KOMİSYON KONUŞMASI

MEVLÜT KARAKAYA (Adana) - Teşekkür ediyorum.

Sayın Başkan, Komisyonumuzun değerli üyeleri, kurumumuzun değerli temsilcileri; ben bu görüşmenin kurumumuz, ülkemiz açısından hayırlı olmasını diliyorum.

Şimdi, aslında sektör olarak baktığımızda ciddi sorunlar var. ÇAYKUR özeline getirdiğimizde, ÇAYKUR'un önemli bir görevi, fonksiyonu da, işlevi de piyasa regülasyonu. Çayın gelen ekonomi içerisinde sektör olarak baktığımızda çok önemli ve ciddi bir yeri var.
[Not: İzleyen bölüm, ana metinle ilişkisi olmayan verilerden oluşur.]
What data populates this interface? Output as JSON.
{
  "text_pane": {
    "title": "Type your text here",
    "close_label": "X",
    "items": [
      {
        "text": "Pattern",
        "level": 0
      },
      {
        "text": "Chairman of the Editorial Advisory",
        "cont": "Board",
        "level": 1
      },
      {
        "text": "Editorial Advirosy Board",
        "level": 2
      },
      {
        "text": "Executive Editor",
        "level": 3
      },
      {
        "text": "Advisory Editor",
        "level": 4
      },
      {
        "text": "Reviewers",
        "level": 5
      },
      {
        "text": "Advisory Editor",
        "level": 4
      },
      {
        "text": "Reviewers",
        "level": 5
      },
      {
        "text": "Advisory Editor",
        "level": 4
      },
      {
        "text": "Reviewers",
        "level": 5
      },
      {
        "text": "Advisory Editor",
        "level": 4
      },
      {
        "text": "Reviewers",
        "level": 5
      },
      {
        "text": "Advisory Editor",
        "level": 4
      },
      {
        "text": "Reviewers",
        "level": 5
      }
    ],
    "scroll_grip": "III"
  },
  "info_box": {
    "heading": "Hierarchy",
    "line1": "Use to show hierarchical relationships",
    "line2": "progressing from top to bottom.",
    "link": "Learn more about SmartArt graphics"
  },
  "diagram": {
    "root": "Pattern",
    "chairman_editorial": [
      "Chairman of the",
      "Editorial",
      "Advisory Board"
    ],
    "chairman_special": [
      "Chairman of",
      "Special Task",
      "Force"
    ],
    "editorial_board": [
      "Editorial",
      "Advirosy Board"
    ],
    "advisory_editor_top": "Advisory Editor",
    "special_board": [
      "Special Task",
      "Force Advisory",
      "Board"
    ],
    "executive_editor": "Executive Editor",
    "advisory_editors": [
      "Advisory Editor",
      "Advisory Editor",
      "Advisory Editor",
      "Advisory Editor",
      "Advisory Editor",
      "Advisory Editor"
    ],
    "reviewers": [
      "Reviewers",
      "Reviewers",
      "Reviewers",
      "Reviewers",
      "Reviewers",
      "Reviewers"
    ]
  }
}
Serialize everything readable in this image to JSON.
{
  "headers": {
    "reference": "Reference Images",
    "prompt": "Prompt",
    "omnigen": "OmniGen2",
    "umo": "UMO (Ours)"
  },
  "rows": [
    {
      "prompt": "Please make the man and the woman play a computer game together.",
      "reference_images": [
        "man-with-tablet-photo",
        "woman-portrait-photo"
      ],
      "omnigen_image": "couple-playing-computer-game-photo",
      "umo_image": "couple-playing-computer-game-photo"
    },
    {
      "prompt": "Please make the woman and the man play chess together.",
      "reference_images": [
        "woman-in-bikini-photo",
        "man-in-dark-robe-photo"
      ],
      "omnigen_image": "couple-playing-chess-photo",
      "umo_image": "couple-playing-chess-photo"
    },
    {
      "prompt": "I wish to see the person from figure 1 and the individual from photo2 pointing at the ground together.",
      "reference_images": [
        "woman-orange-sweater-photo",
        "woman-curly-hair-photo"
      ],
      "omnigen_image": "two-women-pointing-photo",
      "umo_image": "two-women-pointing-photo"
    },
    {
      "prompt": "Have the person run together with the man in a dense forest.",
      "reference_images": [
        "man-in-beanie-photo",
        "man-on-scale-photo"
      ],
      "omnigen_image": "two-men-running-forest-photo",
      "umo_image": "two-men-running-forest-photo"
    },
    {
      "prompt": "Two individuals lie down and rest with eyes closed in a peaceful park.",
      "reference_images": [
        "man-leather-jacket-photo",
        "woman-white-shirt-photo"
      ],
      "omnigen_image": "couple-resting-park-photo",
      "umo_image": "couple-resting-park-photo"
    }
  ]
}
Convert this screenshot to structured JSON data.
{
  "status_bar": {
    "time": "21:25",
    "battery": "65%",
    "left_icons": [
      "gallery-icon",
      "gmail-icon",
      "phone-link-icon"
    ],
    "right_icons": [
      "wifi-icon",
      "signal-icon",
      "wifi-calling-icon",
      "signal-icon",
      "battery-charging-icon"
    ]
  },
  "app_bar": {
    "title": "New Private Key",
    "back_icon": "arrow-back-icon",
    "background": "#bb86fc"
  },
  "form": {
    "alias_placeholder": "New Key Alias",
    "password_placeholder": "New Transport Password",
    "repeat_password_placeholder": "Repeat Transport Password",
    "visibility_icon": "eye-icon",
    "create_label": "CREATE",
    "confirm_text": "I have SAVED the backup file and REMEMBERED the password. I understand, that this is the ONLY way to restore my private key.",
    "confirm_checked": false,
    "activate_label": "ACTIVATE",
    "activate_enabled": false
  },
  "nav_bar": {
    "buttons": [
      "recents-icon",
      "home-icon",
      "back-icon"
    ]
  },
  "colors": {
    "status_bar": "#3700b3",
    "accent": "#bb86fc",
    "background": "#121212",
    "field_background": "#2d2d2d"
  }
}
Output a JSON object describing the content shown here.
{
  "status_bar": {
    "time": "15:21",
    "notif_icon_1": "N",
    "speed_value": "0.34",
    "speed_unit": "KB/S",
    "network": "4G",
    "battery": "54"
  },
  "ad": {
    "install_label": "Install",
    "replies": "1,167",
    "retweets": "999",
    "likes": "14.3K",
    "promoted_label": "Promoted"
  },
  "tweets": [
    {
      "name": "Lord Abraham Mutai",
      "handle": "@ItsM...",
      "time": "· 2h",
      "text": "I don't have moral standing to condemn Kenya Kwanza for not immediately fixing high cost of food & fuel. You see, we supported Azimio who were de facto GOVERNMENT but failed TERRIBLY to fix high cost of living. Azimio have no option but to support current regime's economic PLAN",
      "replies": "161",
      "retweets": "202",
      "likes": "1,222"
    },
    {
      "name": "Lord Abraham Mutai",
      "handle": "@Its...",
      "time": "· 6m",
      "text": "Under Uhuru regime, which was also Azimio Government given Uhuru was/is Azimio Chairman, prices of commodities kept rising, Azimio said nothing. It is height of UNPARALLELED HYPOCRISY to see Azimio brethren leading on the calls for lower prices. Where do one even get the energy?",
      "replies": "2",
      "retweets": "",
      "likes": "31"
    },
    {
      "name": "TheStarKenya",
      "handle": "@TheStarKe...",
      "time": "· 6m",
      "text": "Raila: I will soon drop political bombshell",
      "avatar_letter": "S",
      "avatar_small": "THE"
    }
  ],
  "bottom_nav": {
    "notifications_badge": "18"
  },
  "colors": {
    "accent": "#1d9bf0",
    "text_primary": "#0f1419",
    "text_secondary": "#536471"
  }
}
Gerçekten, bölge itibarıyla da baktığımızda, alternatif ürün noktasında da çok fazla yapılabilecek bir şey yok ama her şeyden önemlisi de Avrupa Birliği içerisinde de çay üretimi konusunda Türkiye neredeyse tek ülke. Tabii, avantajlar var, dezavantajlar var sektör açısından baktığımızda. Özellikle üretim noktasında son yıllarda bilinçsiz üretim, toprak yapısına bağlı olarak çıkan hastalıklardan tutun da işte işletmelerin küçük olması, aile işletmesi olması, eğitim sorunu, AR-GE'nin olmaması, sözleşmeli üretimin pek yapılamaması gibi işin üretim ayağına baktığımızda önemli şeyler var. Siyasi etkiler var. Ürünün işlenmesi açısından baktığınızda da çok ciddi sorunlarla karşı karşıya kalıyoruz. Her şeyden önemlisi, bir standart getirememişiz biz bu sektörde, gerek üretim boyutuyla gerek işleme gerekse de pazarlama boyutuyla. Yani, sektörde sadece ÇAYKUR değil, başka işletmeler de var ama bunların üretimlerine baktığımızda, ürün standartlarına baktığımızda, birbiriyle çok ciddi farklılıkların olduğunu da görüyoruz. Maliyetler yükseliyor, yani taşımayla ilgili ciddi sorunlar var.

Şimdi, bu kurumun, özellikle ÇAYKUR'un buradaki temel fonksiyonu piyasayı regüle etmek. Yani bizim KİT'lere olan ihtiyacımızı daha önce de söyledim. İşletmecilik açısından, mali tablolara yansıma açısından bazı değerlendirmeleri yapıyoruz. Yani meselenin tamamen bir kâr-zarar denkleminde de değerlendirilmemesi gerektiğini söylüyoruz. Ama tabii ki bu sonuçlar da bizim açımızdan, özellikle buradaki denetimimiz açısından da son derece önemli.

Şimdi, pazarlama konusu gündeme geldi, markalaşmayı hep sorun olarak konuşuyoruz. Maliyetler yüksek olduğu için ihracat açısından ciddi sorunların olduğunu biliyoruz ama yine benim bildiğim kadarıyla çay üretimi tüketimimizi karşılamıyor değil mi, orada bir miktar açığımız var, üretimin tüketimi karşılamadığı şeklinde. Yayın sorunumuz var, aslında imkânlarımız da bir hayli fazla, Rize'nin bulunduğu konum itibarıyla, liman şehri olması ve saire... Kaçakçılıkla ilgili sorun önemli bir engel olarak karşımızda.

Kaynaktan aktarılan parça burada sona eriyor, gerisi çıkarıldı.